After the trail, two sheriffs resigned, seven deputies were imprisoned for obstruction of justice, FBI started a federal investigation and Jim McDonnell, former Long-Beach chief of police, was elected as Sheriff of LA County.
The settlement will have huge implications for the department. One of these implications is a new list of policy directives on LACBOS that includes better training for deputies, complaint tracking, staffing and better timing in using force within a county jail. The new policies aim at changing the issues that encouraged inmate abuses to prevent similar events from reoccurring.
The Department of Justice is not linked in any way with the Rosas settlement, but the latter is expected to act as a consent degree similar to a degree used by the LAPD to operate for more than 10 years.

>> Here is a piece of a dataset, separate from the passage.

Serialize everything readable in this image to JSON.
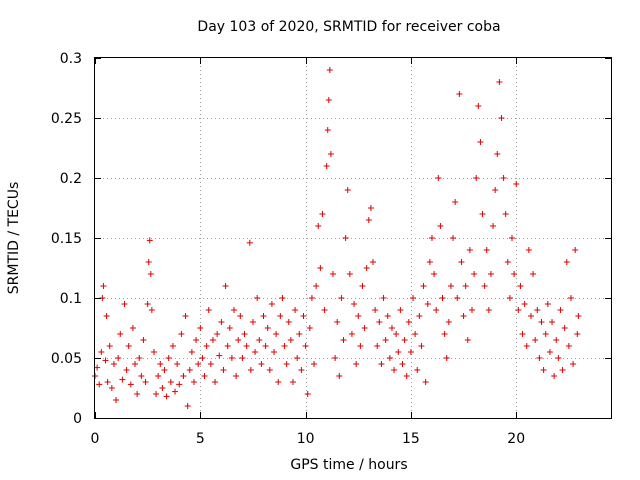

The court appointed three monitors that will make sure that all those measures are becoming reality – Richard Drooyan, Robert P. Houston and Jeffrey A. Schwartz. Mr. Drooyan was also chief counsel to the jail violence commission.
These measures are meant to protect inmates against deputy violence and fair deputies from LACBOS’ abuses. It should also bring some savings by cutting down damage awards expenses. All in all, the court expects the directives to improve inmate life inside LA County jails.
Rosas case is very similar to a lawsuit that happened about 40 years ago, Rutherford case. Back then, many promises were made that jail conditions would improve, but they were soon broken. This means that is not enough to detect problems and just promise to find a solution.
Also twenty years ago, LACBOS appointed judge G.Kolts to investigate a series of deputy shootings of black suspects. Mr. Kolts found many problems similar to the ones cited in the Rosas case.
Some other measures aimed at improving conditions inside LA County Jails include a stricter public control over the Sheriff’s Department, sending the mentally ill inmates to treatment facilities, keeping the inmate population to a minimum and improving overall imprisonment conditions.
Besides Rutherford and Rosas settlements, there are also several acts that point at improving LA county jail conditions such as a settlement that showed the county provided inadequate jail conditions for inmate with physical disabilities and a consent degree at the Department of Justice over improper jail condition for mentally ill convicts.